Avoiding prison gerrymandering is often a matter of common sense: Texas and Louisiana research update

New data shows that communities facing the most dramatic potential vote dilution from prison gerrymandering are most likely to reject the Census Bureau’s prison miscount

by Peter Wagner, December 6, 2013

Drawing a city or county district that contains only incarcerated people who are from elsewhere doesn’t make any sense. Our research for an upcoming law review article on prison gerrymandering in local governments is finding that local governments faced with such absurd predicaments are leading the way in the national movement against prison gerrymandering.

In the decade that we’ve been working with state and local governments to document the extent of, and develop solutions to, the problem of prison gerrymandering, we’ve noticed a strong trend that makes a lot of sense: the bigger the potential problem, the more likely a jurisdiction is to address it. It should therefore come as no surprise that more than 200 communities across the country currently reject prison gerrymandering as seen here:

map showing state and local government that are taking action to end prison-based gerrymandering

We’re currently working on a detailed 50-state overview of how local governments deal with prison gerrymandering. But our results for Texas and Louisiana are so clear that I wanted to share them now as a preview. This post summarizes how Texas and Louisiana counties, parishes, municipalities and school districts that contain large prisons addressed the Census Bureau’s inclusions of thousands of non-voting non-residents as part of their community.

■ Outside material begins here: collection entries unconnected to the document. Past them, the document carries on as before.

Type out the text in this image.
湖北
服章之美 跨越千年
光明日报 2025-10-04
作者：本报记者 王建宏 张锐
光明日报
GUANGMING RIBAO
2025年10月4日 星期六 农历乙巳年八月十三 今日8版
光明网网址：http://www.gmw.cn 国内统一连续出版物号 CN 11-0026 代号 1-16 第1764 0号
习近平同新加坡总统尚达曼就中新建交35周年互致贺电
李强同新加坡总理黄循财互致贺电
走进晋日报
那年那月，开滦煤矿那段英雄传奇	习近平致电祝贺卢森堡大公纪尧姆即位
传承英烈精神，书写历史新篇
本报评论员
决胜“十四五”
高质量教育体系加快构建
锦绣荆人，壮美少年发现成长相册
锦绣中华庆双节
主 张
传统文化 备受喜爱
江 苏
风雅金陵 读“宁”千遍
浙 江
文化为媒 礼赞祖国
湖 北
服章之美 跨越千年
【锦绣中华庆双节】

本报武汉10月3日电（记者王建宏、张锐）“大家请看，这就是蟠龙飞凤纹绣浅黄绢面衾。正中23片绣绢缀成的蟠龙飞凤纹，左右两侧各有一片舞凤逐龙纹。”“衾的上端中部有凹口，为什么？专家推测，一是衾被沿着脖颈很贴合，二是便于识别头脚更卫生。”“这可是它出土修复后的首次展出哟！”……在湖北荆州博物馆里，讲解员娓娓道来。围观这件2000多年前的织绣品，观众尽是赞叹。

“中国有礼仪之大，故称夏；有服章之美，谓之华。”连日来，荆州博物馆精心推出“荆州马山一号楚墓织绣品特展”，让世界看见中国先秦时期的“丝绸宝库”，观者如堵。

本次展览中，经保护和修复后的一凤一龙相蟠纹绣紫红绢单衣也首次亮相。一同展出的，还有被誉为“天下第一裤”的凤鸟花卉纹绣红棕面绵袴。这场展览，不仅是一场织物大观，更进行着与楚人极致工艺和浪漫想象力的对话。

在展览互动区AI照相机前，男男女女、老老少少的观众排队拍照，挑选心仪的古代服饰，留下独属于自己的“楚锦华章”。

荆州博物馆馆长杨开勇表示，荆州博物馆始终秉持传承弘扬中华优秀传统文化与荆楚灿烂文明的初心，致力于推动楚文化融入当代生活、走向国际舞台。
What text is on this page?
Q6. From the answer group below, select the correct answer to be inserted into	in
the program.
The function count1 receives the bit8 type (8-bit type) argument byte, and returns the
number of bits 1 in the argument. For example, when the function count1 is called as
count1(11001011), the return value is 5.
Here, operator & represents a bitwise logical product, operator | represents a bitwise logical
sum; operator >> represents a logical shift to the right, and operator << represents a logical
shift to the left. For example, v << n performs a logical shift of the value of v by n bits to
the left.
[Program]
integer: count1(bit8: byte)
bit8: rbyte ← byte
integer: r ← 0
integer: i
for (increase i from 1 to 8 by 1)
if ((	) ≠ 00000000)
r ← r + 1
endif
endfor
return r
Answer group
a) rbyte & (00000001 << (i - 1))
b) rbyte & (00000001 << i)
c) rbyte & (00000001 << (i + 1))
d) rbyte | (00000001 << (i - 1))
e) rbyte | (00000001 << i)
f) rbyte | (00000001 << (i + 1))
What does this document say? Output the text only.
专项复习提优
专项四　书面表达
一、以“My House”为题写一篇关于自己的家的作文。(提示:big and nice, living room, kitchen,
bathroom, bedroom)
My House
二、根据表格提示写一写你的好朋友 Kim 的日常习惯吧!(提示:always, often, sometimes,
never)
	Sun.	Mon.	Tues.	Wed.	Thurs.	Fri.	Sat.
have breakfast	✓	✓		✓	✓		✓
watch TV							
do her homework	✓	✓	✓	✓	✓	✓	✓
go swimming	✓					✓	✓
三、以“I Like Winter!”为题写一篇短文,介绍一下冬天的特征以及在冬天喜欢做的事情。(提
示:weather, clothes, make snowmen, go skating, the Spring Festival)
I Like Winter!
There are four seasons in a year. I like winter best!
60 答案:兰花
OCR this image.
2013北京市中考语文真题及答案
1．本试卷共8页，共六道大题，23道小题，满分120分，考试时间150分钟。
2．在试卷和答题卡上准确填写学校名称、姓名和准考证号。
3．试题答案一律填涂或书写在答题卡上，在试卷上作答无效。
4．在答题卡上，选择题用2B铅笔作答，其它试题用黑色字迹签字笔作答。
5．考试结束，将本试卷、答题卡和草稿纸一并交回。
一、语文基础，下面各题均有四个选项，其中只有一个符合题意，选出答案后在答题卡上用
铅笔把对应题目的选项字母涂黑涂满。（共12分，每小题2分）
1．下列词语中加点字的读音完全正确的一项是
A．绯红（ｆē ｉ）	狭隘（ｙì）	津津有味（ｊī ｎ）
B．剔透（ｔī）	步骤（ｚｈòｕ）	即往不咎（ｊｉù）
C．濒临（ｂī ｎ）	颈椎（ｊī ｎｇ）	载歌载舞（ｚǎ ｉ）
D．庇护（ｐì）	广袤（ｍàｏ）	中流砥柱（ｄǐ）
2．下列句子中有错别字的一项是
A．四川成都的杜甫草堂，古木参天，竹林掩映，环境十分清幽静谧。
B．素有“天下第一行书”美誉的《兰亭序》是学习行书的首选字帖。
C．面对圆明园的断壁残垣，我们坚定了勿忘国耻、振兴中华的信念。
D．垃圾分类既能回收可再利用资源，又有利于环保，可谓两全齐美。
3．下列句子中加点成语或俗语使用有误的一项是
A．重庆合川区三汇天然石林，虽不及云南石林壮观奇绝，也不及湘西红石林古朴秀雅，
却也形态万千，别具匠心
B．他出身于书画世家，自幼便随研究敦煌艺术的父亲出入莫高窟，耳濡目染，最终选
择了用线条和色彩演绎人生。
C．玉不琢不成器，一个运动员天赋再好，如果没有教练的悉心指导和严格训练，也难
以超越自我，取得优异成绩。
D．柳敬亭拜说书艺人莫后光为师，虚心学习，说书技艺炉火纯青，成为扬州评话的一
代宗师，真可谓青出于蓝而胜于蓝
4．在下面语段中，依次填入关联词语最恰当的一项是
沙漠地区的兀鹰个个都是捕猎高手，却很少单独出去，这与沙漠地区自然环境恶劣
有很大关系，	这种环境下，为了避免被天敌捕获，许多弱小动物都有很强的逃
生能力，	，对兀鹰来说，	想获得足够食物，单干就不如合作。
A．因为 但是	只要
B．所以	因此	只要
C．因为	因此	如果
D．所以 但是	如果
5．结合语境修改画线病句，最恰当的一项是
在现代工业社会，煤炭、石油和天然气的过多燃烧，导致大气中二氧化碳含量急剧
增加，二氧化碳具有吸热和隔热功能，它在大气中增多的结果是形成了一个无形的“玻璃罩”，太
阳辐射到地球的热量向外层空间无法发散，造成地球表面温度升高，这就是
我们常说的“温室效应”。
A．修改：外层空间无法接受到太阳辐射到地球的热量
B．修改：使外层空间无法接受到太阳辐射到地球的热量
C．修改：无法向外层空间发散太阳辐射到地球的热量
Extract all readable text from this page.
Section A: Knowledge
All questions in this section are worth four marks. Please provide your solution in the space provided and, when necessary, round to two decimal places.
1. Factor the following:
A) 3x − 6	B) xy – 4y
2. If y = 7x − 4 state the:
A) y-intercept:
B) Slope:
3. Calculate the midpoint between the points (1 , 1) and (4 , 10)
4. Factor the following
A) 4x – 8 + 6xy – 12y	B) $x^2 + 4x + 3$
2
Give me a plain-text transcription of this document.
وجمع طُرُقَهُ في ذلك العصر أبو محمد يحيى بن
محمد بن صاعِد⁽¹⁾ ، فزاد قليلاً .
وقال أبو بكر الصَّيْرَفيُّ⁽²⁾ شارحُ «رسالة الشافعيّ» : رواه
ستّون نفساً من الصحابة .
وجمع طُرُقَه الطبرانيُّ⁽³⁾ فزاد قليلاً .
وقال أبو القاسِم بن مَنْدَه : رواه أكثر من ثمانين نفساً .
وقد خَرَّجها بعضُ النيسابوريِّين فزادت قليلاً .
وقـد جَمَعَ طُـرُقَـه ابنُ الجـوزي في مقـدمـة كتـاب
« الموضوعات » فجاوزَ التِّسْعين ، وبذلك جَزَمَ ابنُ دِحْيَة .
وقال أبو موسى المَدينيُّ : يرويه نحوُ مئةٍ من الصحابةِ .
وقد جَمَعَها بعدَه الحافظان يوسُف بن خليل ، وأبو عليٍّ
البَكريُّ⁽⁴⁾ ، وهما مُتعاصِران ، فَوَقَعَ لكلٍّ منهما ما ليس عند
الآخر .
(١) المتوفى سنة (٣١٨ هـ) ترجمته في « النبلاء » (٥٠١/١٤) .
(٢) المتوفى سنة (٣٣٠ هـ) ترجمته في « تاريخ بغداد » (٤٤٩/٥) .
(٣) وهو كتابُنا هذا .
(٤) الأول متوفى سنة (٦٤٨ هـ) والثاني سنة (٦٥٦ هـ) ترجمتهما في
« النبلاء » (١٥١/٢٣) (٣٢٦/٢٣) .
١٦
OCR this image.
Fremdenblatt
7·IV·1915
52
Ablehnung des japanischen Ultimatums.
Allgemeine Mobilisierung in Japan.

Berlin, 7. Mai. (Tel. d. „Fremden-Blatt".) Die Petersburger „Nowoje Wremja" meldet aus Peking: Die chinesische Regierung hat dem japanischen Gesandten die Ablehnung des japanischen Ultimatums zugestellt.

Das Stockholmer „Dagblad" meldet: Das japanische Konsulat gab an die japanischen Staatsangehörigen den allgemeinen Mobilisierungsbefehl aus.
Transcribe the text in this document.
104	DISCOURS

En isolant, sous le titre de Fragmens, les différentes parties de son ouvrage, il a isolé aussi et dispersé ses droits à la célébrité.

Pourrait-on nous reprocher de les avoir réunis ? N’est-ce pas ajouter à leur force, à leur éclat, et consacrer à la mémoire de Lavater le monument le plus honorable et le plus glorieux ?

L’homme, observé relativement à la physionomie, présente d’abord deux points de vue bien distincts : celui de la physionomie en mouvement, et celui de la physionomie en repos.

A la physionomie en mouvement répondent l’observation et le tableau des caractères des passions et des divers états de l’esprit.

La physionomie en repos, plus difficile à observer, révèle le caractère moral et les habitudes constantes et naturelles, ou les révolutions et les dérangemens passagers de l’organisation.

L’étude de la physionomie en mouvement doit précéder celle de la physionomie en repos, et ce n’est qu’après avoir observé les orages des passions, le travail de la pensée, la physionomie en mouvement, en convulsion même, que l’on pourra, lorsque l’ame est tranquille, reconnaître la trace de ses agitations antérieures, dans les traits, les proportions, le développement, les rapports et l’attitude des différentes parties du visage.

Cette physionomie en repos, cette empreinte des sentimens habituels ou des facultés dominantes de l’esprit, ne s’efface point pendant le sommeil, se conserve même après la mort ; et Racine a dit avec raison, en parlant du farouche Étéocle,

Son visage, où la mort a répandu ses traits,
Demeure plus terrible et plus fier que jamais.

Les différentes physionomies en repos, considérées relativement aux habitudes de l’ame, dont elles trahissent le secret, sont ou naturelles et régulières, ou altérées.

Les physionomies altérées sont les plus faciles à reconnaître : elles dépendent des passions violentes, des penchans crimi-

I choose Texas and Louisiana for this research summary for two reasons: because both states contain a large number of jurisdictions where prison gerrymandering is potentially an issue, and because, like in most states, those local governments are entirely free to choose whether or not to rely without question on the Census Bureau’s data when redistricting.

Adjusting the Census to draw districts without the prison population isn’t just common sense, it also has a basis in how state laws defines residence. In these two states, for example:

“For purposes of the laws governing voter registration and voting, ‘resident’ means a citizen who resides in this state and in the parish, municipality, if any, and precinct in which he offers to register and vote, with an intention to reside there indefinitely.” (Louisiana Annotated Revised Statutes S 18:101(B).)

“‘[R]esidence’ means domicile, that is, one’s home and fixed place of habitation to which one intends to return after any temporary absence…. A person who is an inmate in a penal institution… does not, while an inmate, acquire residence at the place where the institution is located.” (Texas Annotated Code S1.015(e).)

In fact, once local governments engage the problem of prison gerrymandering, they often show great enthusiasm for comprehensive state-wide solutions. Connecting these rural leaders with their state legislators is often the key to the rural-urban state legislative coalition for reform.

As the below scatterplot of our research findings shows, the more dramatically the Census Bureau’s prison counts threaten to undermine a jurisdiction’s electoral districts, the more likely the place is to exclude those counts when redistricting:

scatterplot showing incarcerated population as a percentage of district size in Texas and Louisiana local governments, grouped by whether the local government relied on or rejected the Census Bureau’s prison counts when drawing districts.(Click for a larger version.)

In Louisiana, most local governments that faced especially dramatic instances of prison gerrymandering overwhelmingly chose to adjust the census to avoid padding their districts with incarcerated populations. Most of prison gerrymanders we found in Louisiana local governments resulted in relatively smaller impacts. This local trend against prison gerrymandering is even clearer in Texas: 86% of the communities we investigated rejected prison gerrymandering, including communities that had potential vote dilutive impacts as low as 2.6%.

Of course, there are always exceptions to any rule. Stay tuned for my law review article that will address the notable exceptions and link them to unique but unfortunate constitutional clauses, state statutory language or city charters that require local governments to use knowingly false data and dilute the votes of their own residents. Those exceptions are interesting and speak to why the ultimate solution needs to come from the Census Bureau. But the data we’ve summarized makes the trend really clear.